Musharraf was charged by an anti-terrorism court and then acquitted by a Pakistan court in Bugti’s assassination. His death sparked a countrywide anti-Pakistan protest by Baloch students and youths. Police had to quell ethnic riots in different cities and towns.

Balochistan is a region mostly populated by ethnic Balochs, as well as Pakhtuns or Pashtuns. It is the least populated region, and also the largest province of Pakistan. For decades, disgruntled Balochis have been protesting the forcible conversion of the Baloch population into a minority in their own homeland.

Since the death of Bugti, the restive Balochistan has experienced appalling human rights abuse. Anytime someone speaks up, protests, or writes on the rights abuses in Balochistan, the next day a dead body is dumped to warn of the consequences of challenging the state.

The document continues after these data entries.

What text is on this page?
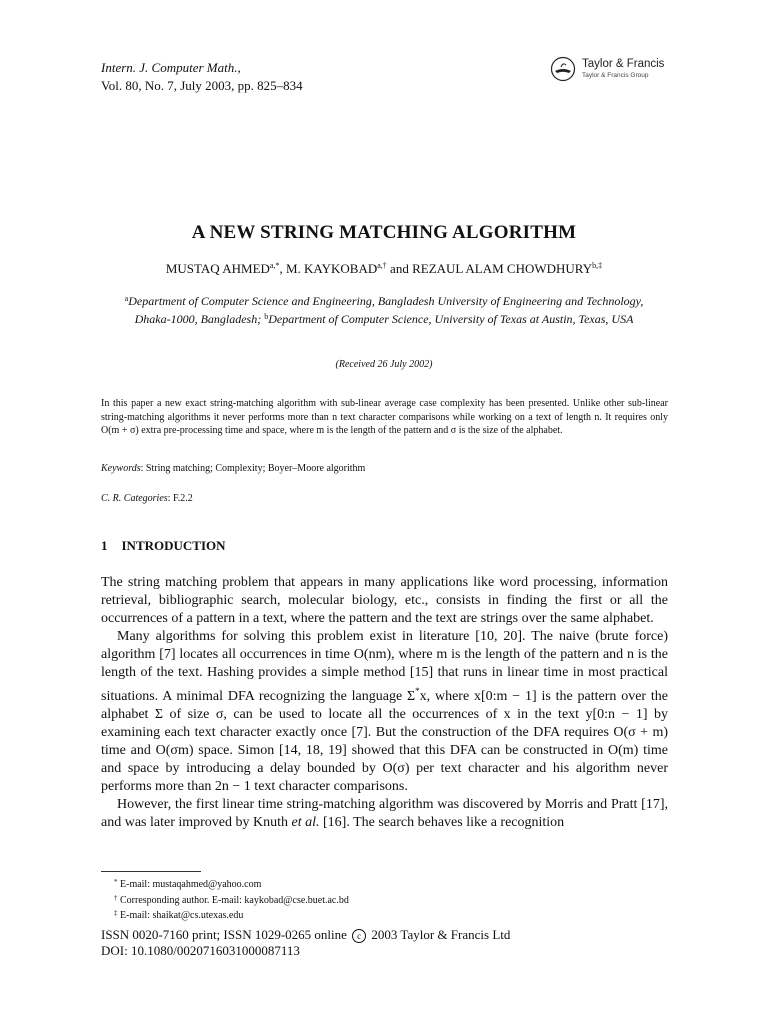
Intern. J. Computer Math.,
Vol. 80, No. 7, July 2003, pp. 825–834
Taylor & Francis
Taylor & Francis Group
A NEW STRING MATCHING ALGORITHM
MUSTAQ $AHMED^{a,*}$, M. $KAYKOBAD^{a,\dagger}$ and REZAUL ALAM $CHOWDHURY^{b,\ddagger}$
$^a$Department of Computer Science and Engineering, Bangladesh University of Engineering and Technology, Dhaka-1000, Bangladesh; $^b$Department of Computer Science, University of Texas at Austin, Texas, USA
(Received 26 July 2002)
In this paper a new exact string-matching algorithm with sub-linear average case complexity has been presented. Unlike other sub-linear string-matching algorithms it never performs more than n text character comparisons while working on a text of length n. It requires only O(m + σ) extra pre-processing time and space, where m is the length of the pattern and σ is the size of the alphabet.
Keywords: String matching; Complexity; Boyer–Moore algorithm
C. R. Categories: F.2.2
1 INTRODUCTION

The string matching problem that appears in many applications like word processing, information retrieval, bibliographic search, molecular biology, etc., consists in finding the first or all the occurrences of a pattern in a text, where the pattern and the text are strings over the same alphabet.

Many algorithms for solving this problem exist in literature [10, 20]. The naive (brute force) algorithm [7] locates all occurrences in time O(nm), where m is the length of the pattern and n is the length of the text. Hashing provides a simple method [15] that runs in linear time in most practical situations. A minimal DFA recognizing the language Σ*x, where x[0:m − 1] is the pattern over the alphabet Σ of size σ, can be used to locate all the occurrences of x in the text y[0:n − 1] by examining each text character exactly once [7]. But the construction of the DFA requires O(σ + m) time and O(σm) space. Simon [14, 18, 19] showed that this DFA can be constructed in O(m) time and space by introducing a delay bounded by O(σ) per text character and his algorithm never performs more than 2n − 1 text character comparisons.

However, the first linear time string-matching algorithm was discovered by Morris and Pratt [17], and was later improved by Knuth et al. [16]. The search behaves like a recognition

* E-mail: mustaqahmed@yahoo.com
† Corresponding author. E-mail: kaykobad@cse.buet.ac.bd
‡ E-mail: shaikat@cs.utexas.edu
ISSN 0020-7160 print; ISSN 1029-0265 online c 2003 Taylor & Francis Ltd
DOI: 10.1080/0020716031000087113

Journalists who have published about Balochistan’s issues faced violent backlash from the state security apparatus.

The United Nations, International Court of Justice, and human rights organizations may not be able to fathom the plight of the families of the missing persons. Baloch mothers, sisters, widows, and their children are suffering from severe spiritual and mental distress.

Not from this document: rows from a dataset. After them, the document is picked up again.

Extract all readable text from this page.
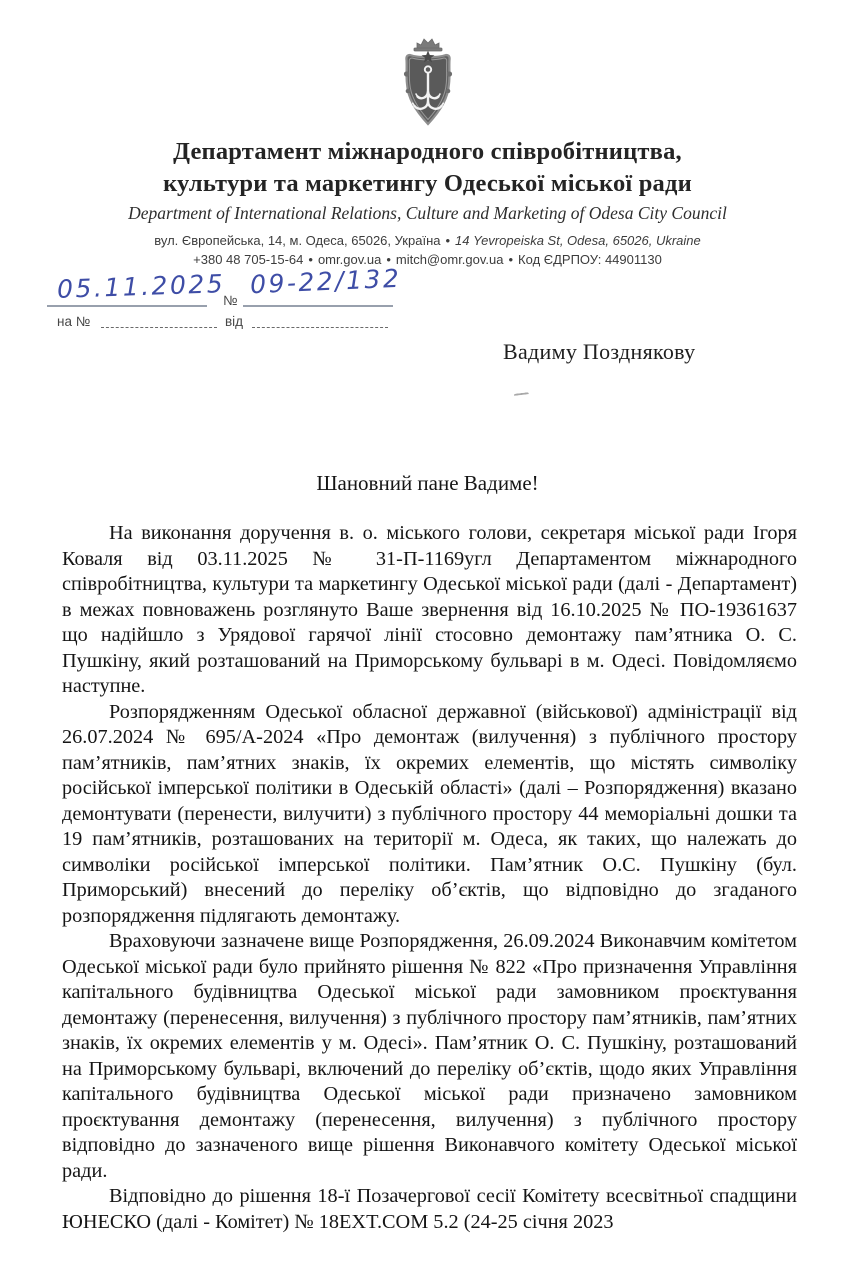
Департамент міжнародного співробітництва,
культури та маркетингу Одеської міської ради
Department of International Relations, Culture and Marketing of Odesa City Council
вул. Європейська, 14, м. Одеса, 65026, Україна • 14 Yevropeiska St, Odesa, 65026, Ukraine
+380 48 705-15-64 • omr.gov.ua • mitch@omr.gov.ua • Код ЄДРПОУ: 44901130
05.11.2025
№
09-22/132
на №	від
Вадиму Позднякову
Шановний пане Вадиме!

На виконання доручення в. о. міського голови, секретаря міської ради Ігоря Коваля від 03.11.2025 № 31-П-1169угл Департаментом міжнародного співробітництва, культури та маркетингу Одеської міської ради (далі - Департамент) в межах повноважень розглянуто Ваше звернення від 16.10.2025 № ПО-19361637 що надійшло з Урядової гарячої лінії стосовно демонтажу пам’ятника О. С. Пушкіну, який розташований на Приморському бульварі в м. Одесі. Повідомляємо наступне.

Розпорядженням Одеської обласної державної (військової) адміністрації від 26.07.2024 № 695/А-2024 «Про демонтаж (вилучення) з публічного простору пам’ятників, пам’ятних знаків, їх окремих елементів, що містять символіку російської імперської політики в Одеській області» (далі – Розпорядження) вказано демонтувати (перенести, вилучити) з публічного простору 44 меморіальні дошки та 19 пам’ятників, розташованих на території м. Одеса, як таких, що належать до символіки російської імперської політики. Пам’ятник О.С. Пушкіну (бул. Приморський) внесений до переліку об’єктів, що відповідно до згаданого розпорядження підлягають демонтажу.

Враховуючи зазначене вище Розпорядження, 26.09.2024 Виконавчим комітетом Одеської міської ради було прийнято рішення № 822 «Про призначення Управління капітального будівництва Одеської міської ради замовником проєктування демонтажу (перенесення, вилучення) з публічного простору пам’ятників, пам’ятних знаків, їх окремих елементів у м. Одесі». Пам’ятник О. С. Пушкіну, розташований на Приморському бульварі, включений до переліку об’єктів, щодо яких Управління капітального будівництва Одеської міської ради призначено замовником проєктування демонтажу (перенесення, вилучення) з публічного простору відповідно до зазначеного вище рішення Виконавчого комітету Одеської міської ради.

Відповідно до рішення 18-ї Позачергової сесії Комітету всесвітньої спадщини ЮНЕСКО (далі - Комітет) № 18EXT.COM 5.2 (24-25 січня 2023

Military regimes in Pakistan envisaged eradicating ethnic identities by changing provincial demographics and pursuing Islamization, or the substitution of a common Muslim identity for ethnic ones.

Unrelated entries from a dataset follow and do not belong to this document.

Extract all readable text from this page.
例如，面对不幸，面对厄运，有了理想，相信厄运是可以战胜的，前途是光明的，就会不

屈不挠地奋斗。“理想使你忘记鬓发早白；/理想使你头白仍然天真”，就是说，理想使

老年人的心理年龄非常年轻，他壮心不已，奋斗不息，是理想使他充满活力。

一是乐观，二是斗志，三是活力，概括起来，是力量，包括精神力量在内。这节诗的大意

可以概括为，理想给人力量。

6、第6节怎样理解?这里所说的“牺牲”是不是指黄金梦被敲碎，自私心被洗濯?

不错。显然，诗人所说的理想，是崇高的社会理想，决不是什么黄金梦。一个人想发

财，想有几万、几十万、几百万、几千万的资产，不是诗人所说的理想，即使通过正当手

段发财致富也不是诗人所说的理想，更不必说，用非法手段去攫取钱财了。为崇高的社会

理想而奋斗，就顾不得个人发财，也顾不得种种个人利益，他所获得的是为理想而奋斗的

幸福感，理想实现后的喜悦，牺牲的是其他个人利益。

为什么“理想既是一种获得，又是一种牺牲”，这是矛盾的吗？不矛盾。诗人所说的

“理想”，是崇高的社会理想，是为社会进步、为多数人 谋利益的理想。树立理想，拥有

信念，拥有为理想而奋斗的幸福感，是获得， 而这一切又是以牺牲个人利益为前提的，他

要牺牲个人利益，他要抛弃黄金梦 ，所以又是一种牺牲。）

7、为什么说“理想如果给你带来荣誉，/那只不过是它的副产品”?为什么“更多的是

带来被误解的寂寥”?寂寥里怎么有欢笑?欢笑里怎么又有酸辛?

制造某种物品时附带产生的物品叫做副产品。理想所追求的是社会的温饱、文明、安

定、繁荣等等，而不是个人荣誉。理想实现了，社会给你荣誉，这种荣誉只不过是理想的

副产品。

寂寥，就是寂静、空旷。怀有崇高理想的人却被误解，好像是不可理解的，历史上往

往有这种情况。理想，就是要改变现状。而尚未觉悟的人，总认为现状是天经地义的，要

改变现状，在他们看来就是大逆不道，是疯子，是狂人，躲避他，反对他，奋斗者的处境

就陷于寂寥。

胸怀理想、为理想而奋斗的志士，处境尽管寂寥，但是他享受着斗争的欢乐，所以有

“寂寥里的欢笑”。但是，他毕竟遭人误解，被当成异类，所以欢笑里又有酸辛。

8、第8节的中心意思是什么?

At the end of the 1970s, Balochistan became one of the two focal points of the dictator’s Islamization strategy (the other being the North-West Frontier Province, now Khyber-Pakhtunkhwa).

The period between the end of the Bhutto regime and the military coup of Pervez Musharraf witnessed major developments in the Balochistan policy. Zia-ul-Haq used Islamization as a weapon against the insurgency in Balochistan, said Frederic Grare in his research publication Balochistan: The State Versus the Nation.

In 1970, when Bangabandhu Sheikh Mujibur Rahman was on a whirlwind tour for the election campaign in Karachi, Lahore, Peshawar, and Quetta -- he was given a tumultuous welcome, said Zahirul Islam Khan Panna.

Z I Khan Panna, a leading human rights lawyer, was a law student at Karachi University and was hand-picked by Bangabandhu to be his fixer for the election campaign in Pakistan.

Panna met Nawab Bugti in Karachi in June 1970, and handed over an English copy of the Six-Point program, as desired by Sheikh Mujib. Bugti was indeed a great admirer of Mujib and told his Baloch nationalist leaders that the Six-Point was a Bible to resolve the longstanding deprivation and political neglect of Balochistan.

Sher Mohammad Bugti, spokesperson of the Baloch Republican Party (BRP) spoke from Geneva, where he and BRP’s key leaders are living in exile. He lamented that the “Balochistan atrocity is worse than Bangladesh” in 1971, which was perpetrated by marauding Pakistan military.

Baloch nationalists are fighting two fronts, he said. One is Pakistan and the second is China. The Chinese Communist Party is singing the same tune as Pakistan on the Baloch issue on the mega Belt and Road Initiative (BRI) and Gwadar Port, which is located in Balochistan.

Bugti’s party senior leaders urged Indian Prime Minister Narendra Modi to support their cause and help bifurcate Balochistan from the deep state hawks of Pakistan -- like Indira Gandhi helped Bangladesh in 1971.

Brahamdagh Bugti, the grandson of the slain Baloch leader Nawab Akbar Khan Bugti is presently the president of BRP. He rejected the possibility of holding any negotiations with Pakistan authorities, suggesting an internationally supervised referendum in Balochistan to bury the crisis once and for all.